Listen Up Philip, which premiered at Sundance in January, the third film from highly talented writer-director Alex Ross Perry, seems to tick a lot of those boxes according to a review in Variety by Scott Foundas:

“So rueful and wise is writer-director Alex Ross Perry’s Listen Up Philip about artistic ambition, youthful arrogance and middle-aged regrets, it comes as a shock to discover that Perry himself is not yet even 30. That gives this remarkably achieved feature a precocity nearly equal to that of the prodigal fiction writer who rests at its center, honing his craft at the expense of any and all meaningful relationships in his life. It’s a familiar tale, but one told by Perry with immense filmmaking verve and novelistic flourish, and acted by an exceptional ensemble cast. Philip won’t curry much favor with those critics and auds who routinely castigate the Coen brothers and Noah Baumbach for their dearth of “likable” characters, but those with slightly more jaundiced eyes will feel right at home. By any measure, the pic formally announces Perry as one of the most promising young talents on the indie scene.”

Frankly the lack of a likeable protagonist who leaves a trail of destruction in his narcissistic wake almost makes it more appealing, especially one who fails, as Foundas points out, to see the error of his ways.

That’s because none of us ever lives as perfectly as we want to, and while we may not be as extreme as Philip who is after all supremely unlikable for a reason – though Elizabeth Moss points out in an interview with Entertainment Weekly that that doesn’t make Philip unwatchable since while Schwartzman “doesn’t try to make them likeable … there’s something about the way he is that makes you just want to watch him.
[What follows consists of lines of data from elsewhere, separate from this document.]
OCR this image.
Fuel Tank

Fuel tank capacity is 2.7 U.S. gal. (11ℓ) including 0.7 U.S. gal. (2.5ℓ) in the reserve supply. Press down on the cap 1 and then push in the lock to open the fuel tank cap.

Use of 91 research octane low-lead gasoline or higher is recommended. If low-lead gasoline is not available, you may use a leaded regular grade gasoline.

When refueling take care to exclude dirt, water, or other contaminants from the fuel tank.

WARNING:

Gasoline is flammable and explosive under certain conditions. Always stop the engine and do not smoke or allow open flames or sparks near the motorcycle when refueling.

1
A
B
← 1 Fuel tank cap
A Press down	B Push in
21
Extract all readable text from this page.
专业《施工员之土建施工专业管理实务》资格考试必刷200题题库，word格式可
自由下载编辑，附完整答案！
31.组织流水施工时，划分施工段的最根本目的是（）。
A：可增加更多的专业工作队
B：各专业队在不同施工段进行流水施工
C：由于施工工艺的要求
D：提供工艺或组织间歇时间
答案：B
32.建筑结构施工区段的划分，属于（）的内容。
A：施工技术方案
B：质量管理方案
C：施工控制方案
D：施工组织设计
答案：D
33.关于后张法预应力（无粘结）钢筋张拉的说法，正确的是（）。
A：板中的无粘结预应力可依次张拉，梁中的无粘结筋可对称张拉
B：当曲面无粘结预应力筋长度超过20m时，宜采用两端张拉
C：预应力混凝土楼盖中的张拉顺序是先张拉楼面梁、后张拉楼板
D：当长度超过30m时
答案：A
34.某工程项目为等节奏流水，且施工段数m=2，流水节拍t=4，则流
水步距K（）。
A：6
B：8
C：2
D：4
You’re interested in what his character’s doing even if he’s being an asshole.” – we’re all fallible to one degree or another and I find it refreshing to see that reflected on the screen.

It will be fascinating to see just how fallible and watchable Philip really is when the film, now signed to Tribeca Films for North American release, opens to wider audiences on October 17 in USA with video-on-demand to follow on October 21.